Les TIC pour les étudiants en santé : quelle valeur ajoutée ?

Pour les étudiants en santé, la transformation numérique est déjà une réalité. Lors d’un colloque organisé par l’association Formatic Santé le 7 février, Anatole le Guillou, vice-président de l’Association nationale des Etudiants en Médecine français, a clairement expliqué que la donne a changé. « Aujourd’hui, nous sommes face à des patients qui sont parfois plus formés [notamment par Internet, ndlr] que nous et cela nous pousse à avoir des approches différentes », a-t-il expliqué. A ses yeux, « l’outil numérique peut permettre d’améliorer la communication » entre patients et soignants, afin d’arriver à la fameuse « alliance thérapeutique ». Son credo : décloisonner les savoirs.

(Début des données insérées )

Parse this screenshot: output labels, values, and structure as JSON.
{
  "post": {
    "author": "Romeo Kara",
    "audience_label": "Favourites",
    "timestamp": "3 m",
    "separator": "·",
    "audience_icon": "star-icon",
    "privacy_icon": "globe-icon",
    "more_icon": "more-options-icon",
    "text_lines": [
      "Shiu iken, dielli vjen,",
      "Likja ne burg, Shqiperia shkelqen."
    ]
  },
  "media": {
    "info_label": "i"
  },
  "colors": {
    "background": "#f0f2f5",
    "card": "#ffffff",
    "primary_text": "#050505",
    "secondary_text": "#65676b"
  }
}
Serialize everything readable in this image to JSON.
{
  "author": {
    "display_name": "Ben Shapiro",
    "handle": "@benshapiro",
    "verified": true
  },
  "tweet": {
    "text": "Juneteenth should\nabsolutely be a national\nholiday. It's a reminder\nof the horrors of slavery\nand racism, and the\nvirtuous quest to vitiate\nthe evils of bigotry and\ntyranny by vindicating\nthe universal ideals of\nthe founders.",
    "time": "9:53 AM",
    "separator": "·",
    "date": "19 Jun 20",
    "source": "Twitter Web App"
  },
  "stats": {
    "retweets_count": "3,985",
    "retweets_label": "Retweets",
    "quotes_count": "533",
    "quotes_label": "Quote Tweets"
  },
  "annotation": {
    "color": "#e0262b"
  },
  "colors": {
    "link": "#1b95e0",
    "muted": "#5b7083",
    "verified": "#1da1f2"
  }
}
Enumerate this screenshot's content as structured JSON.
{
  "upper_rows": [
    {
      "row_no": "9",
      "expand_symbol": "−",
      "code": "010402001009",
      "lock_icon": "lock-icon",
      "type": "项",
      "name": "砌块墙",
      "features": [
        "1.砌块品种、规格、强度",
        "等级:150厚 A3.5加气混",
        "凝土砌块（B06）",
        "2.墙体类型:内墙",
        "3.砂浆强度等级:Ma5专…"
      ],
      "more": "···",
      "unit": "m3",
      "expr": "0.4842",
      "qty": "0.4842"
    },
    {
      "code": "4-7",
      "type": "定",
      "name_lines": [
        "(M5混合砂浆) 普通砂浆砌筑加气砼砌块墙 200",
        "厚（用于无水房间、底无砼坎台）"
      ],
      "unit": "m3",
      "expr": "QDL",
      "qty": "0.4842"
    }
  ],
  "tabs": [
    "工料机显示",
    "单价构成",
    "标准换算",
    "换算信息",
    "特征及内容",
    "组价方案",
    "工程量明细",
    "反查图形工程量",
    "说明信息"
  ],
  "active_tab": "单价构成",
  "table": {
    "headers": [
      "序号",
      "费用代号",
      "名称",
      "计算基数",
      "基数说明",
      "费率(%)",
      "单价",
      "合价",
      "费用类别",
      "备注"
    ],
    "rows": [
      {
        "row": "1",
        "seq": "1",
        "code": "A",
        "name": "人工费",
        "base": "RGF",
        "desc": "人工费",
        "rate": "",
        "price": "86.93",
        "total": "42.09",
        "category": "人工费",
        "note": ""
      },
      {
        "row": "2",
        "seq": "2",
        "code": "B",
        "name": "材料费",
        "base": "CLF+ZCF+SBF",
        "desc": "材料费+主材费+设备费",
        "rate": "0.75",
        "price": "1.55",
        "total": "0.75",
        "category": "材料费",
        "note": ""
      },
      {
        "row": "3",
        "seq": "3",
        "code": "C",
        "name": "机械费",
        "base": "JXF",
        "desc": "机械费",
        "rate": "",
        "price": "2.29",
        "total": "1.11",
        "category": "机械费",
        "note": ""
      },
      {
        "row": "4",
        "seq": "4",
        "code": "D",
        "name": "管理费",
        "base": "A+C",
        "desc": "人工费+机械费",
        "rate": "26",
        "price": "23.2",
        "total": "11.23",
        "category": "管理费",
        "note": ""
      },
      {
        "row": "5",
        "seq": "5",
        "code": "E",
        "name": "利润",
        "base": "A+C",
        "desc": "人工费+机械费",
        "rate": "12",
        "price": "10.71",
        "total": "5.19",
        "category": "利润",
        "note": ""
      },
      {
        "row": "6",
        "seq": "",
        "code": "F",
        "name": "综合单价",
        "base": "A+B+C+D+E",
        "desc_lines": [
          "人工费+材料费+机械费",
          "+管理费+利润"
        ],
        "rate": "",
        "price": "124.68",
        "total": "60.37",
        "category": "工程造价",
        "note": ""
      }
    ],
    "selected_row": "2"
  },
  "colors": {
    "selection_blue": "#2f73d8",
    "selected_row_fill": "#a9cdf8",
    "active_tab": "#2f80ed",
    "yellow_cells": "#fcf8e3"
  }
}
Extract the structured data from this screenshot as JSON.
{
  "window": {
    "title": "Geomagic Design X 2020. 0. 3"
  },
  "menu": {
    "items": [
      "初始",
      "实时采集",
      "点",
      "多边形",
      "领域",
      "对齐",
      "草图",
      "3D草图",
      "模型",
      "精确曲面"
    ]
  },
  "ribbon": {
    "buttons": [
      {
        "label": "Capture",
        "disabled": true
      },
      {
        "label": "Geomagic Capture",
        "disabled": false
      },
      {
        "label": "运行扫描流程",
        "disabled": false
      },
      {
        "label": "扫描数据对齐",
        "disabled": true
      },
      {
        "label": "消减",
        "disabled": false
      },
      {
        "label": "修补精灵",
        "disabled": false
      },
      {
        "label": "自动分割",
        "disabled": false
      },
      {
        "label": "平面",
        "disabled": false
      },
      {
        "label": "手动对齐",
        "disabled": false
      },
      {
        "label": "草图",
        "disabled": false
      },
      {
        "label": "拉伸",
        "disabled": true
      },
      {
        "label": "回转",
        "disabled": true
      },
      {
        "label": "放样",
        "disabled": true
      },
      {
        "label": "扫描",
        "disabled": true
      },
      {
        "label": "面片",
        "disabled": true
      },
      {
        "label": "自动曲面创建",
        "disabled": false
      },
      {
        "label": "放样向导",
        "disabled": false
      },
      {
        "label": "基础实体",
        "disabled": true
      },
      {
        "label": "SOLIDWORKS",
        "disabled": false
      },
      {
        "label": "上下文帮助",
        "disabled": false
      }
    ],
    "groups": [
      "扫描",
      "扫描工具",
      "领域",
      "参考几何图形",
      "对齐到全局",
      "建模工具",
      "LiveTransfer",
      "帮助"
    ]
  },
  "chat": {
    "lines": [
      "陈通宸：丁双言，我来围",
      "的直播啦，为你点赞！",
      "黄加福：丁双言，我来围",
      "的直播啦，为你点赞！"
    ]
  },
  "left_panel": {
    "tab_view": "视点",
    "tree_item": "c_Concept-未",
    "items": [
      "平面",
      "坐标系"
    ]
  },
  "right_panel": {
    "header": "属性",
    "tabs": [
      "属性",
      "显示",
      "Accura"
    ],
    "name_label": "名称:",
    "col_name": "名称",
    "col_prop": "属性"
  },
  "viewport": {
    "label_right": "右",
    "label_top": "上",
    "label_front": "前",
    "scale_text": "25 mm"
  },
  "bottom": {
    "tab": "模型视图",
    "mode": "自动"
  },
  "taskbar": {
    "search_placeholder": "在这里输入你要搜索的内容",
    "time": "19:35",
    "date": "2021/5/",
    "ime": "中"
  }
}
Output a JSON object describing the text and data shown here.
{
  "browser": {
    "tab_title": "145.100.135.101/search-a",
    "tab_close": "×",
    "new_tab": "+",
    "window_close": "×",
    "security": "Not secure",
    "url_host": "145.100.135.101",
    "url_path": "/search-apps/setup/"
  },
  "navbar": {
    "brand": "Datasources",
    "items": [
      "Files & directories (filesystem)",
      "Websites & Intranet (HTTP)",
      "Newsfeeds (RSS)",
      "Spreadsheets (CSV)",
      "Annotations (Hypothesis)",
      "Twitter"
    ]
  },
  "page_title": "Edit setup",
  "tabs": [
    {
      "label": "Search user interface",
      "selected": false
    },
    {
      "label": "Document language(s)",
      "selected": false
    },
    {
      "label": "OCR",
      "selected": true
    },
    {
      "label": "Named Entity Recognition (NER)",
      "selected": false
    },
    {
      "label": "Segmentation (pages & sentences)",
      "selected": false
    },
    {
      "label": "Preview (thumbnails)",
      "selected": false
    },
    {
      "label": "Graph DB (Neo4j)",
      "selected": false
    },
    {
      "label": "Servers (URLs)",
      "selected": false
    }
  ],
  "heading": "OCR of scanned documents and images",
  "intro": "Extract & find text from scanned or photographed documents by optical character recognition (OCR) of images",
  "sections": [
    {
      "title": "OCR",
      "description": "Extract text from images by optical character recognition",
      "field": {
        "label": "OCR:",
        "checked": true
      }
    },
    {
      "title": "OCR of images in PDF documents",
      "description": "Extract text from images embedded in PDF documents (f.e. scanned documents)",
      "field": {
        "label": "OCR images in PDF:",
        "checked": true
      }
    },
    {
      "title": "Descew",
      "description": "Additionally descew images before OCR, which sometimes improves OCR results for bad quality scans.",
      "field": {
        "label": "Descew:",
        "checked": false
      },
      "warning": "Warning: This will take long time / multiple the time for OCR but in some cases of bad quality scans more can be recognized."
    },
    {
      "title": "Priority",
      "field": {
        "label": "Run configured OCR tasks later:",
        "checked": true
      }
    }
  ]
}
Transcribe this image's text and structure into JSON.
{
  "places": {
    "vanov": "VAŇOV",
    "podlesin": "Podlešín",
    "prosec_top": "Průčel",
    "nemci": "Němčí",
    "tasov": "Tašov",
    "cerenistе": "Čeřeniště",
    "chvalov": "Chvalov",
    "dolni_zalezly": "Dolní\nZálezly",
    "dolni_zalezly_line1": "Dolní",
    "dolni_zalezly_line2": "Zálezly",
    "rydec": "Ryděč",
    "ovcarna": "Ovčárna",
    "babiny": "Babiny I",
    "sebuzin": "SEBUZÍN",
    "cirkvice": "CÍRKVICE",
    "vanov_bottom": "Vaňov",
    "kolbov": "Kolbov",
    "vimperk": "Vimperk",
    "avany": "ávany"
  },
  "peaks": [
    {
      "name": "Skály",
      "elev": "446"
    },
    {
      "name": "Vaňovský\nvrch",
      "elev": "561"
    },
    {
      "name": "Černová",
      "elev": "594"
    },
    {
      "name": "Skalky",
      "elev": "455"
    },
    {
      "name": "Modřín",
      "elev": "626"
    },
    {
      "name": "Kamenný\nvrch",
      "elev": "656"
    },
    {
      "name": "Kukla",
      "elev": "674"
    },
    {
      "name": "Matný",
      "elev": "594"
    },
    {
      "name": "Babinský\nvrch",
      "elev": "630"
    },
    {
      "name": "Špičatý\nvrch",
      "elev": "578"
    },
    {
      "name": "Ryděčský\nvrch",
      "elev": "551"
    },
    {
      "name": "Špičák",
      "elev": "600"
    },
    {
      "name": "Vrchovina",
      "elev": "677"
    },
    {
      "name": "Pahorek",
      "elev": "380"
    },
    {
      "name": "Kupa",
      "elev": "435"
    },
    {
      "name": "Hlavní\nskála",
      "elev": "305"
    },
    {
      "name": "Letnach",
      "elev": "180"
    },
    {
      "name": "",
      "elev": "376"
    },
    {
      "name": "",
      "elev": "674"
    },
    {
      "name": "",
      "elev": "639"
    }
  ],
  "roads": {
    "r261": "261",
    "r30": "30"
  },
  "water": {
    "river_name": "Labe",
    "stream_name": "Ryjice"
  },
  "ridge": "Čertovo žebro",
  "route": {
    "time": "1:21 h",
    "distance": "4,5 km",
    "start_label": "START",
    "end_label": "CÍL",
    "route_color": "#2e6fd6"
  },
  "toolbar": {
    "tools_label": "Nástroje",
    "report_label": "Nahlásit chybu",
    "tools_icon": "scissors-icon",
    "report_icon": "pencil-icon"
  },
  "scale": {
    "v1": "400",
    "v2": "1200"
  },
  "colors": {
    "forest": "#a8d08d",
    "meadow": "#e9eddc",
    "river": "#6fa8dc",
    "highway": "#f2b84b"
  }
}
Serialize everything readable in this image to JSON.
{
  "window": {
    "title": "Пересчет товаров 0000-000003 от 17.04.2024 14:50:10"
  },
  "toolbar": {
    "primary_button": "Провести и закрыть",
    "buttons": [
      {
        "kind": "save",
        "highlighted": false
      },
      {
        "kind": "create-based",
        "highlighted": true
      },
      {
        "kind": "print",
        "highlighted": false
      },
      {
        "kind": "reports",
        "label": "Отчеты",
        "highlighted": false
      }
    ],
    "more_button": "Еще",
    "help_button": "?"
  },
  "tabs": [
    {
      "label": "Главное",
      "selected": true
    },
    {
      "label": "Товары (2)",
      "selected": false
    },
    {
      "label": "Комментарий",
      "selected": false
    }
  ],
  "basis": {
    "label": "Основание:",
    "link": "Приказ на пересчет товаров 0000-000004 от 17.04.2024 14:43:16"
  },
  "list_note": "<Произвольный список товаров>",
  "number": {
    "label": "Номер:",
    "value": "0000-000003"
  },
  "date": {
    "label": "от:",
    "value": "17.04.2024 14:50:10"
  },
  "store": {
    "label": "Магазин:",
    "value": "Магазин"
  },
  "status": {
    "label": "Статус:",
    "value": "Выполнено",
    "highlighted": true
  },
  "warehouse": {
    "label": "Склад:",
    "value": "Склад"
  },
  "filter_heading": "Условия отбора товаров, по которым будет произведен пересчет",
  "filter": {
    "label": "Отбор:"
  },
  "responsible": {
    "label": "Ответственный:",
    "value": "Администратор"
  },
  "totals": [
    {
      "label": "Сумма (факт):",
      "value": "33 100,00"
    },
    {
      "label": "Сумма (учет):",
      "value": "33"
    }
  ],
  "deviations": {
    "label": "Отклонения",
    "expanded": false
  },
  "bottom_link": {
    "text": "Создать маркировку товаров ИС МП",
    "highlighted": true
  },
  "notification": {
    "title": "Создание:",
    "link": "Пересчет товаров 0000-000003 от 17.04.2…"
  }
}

Du côté des étudiants infirmiers, Bilal Latrèche, président de la Fédération nationale des étudiants en soins infirmiers, a réitéré que c’était « une très bonne chose d’impliquer de plus en plus les étudiants dans la réflexion. Cela nous rend vraiment acteurs de la formation. » Le jeune homme ne pense pas que la fracture numérique soit d’ordre générationnel, « car cela vient de la société elle-même ».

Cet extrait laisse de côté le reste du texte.